WASHINGTON (Reuters) – President Donald Trump said U.S. homeland security officials will make a plea for a southern border wall in a White House meeting with congressional leaders on Wednesday, adding that he was open to working on a path to legal status for young illegal immigrants known as Dreamers.
Trump invited Democratic and Republican leaders in Congress to the White House for the border security briefing on the 12th day of a partial U.S. government shutdown triggered by his demand for $5 billion in wall funding.
Department of Homeland Security officials will brief the congressional leaders, White House spokeswoman Sarah Sanders said, on the last day that Trump’s fellow Republicans will control both chambers of Congress.
The meeting is set for 3 p.m. (2000 GMT) in the White House Situation Room, generally used for high-level security concerns such as military planning.
Federal courts have blocked Trump’s effort to end a program begun in 2012 under Democratic former President Barack Obama that protected hundreds of thousands of illegal immigrants brought into the United States as children from deportation and gave them work permits.
After a White House meeting on Sunday, Republican Senator Lindsey Graham said Trump was receptive to Graham’s idea of a deal that might provide work permits to Dreamers in exchange for money for physical border barriers.
Trump’s administration asked the U.S. Supreme Court in November to allow the president to end Obama’s Deferred Action for Childhood Arrivals, or DACA.
Speaking at the White House, Trump said on Wednesday he was sure the Supreme Court would side with him and that the administration would then be able to make a deal easily on the so-called Dreamers and the wall.
Democrats take charge of the House of Representatives from Trump’s fellow Republicans when the new 2019-2020 Congress convenes on Thursday. Led by presumptive House Speaker Nancy Pelosi, they have scheduled votes on their first day in power on legislation that would end the shutdown without providing the wall funding Trump wants. Republicans retain control of the Senate.
“The Pelosi plan is a non-starter because it does not fund our homeland security or keep American families safe from human trafficking, drugs, and crime,” Sanders said in a statement late on Tuesday.
Roughly a quarter of the federal government and 800,000 federal employees are affected by a shutdown, which was caused by a lapse in funding for the agencies.

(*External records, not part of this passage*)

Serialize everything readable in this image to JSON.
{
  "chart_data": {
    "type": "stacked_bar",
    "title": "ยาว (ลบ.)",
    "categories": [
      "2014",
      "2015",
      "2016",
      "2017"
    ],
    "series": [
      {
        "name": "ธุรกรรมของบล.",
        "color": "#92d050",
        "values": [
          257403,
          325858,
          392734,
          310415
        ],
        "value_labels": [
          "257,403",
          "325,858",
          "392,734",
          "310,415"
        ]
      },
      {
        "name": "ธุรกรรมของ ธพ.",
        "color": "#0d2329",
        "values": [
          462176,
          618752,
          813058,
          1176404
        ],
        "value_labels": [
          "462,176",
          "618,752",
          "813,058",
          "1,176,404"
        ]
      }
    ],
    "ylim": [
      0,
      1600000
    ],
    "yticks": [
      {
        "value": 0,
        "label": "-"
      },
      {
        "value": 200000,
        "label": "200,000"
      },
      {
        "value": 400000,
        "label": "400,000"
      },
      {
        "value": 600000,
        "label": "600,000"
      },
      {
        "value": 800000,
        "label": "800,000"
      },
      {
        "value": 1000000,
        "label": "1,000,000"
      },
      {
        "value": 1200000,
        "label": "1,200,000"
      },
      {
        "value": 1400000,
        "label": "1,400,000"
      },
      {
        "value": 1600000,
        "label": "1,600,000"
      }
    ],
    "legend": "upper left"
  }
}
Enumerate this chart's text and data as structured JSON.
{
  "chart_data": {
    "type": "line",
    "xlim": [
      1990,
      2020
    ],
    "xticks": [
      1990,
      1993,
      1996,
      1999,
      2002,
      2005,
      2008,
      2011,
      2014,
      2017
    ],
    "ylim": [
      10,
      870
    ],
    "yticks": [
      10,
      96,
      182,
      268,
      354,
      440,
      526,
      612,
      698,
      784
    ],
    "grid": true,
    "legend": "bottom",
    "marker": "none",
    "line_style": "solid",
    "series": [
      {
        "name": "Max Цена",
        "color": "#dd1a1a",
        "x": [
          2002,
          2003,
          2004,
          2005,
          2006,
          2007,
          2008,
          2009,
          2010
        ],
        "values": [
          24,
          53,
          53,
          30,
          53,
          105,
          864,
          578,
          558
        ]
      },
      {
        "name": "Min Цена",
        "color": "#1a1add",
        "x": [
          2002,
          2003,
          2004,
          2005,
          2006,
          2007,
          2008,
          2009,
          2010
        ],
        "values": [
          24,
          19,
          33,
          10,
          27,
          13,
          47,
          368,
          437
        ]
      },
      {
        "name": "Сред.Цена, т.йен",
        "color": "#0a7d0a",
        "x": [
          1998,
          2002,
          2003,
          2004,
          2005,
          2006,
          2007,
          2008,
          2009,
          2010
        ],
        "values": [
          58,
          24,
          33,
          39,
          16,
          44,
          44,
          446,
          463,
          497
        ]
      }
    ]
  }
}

The shutdown, which began on Dec. 22, was precipitated by Trump’s demand as part of any federal funding measure for $5 billion to help build a wall along the U.S.-Mexican border that was a centerpiece of his 2016 presidential campaign. The project’s total price tag is estimated at $23 billion.
It was unclear if Wednesday’s meeting, arranged by Trump on Tuesday, would lead to a breakthrough. Democrats oppose the wall and Trump’s funding demand.
Trump said U.S. Immigration and Customs Enforcement and border patrol officials will make a plea for a wall at the meeting.
Democrats sought to lower expectations for the gathering. A senior Democratic aide said, “It not a meeting, it is a briefing. We expect a one-sided, non-factual presentation. Expect Democrats to again have to correct the record in the meeting and afterward.”
Prospects for the two-part Democratic spending package that will be voted upon in the House appear grim in the Senate. The measure sets up the first major battle of the new Congress between House Democrats led by Pelosi and Republican Senate Majority Leader Mitch McConnell. McConnell has said Senate Republicans will not approve a spending measure Trump does not support.
The visit by Pelosi and Democratic Senate leader Chuck Schumer would be their first to the White House since their sharp exchange with Trump in the Oval Office on Dec. 11 during which the president told them he would be “proud to shut down the government for border security.” He has since blamed Democrats for the shutdown.
Trump made the border wall a key part of his presidential campaign and said Mexico would pay for it. Mexico has refused.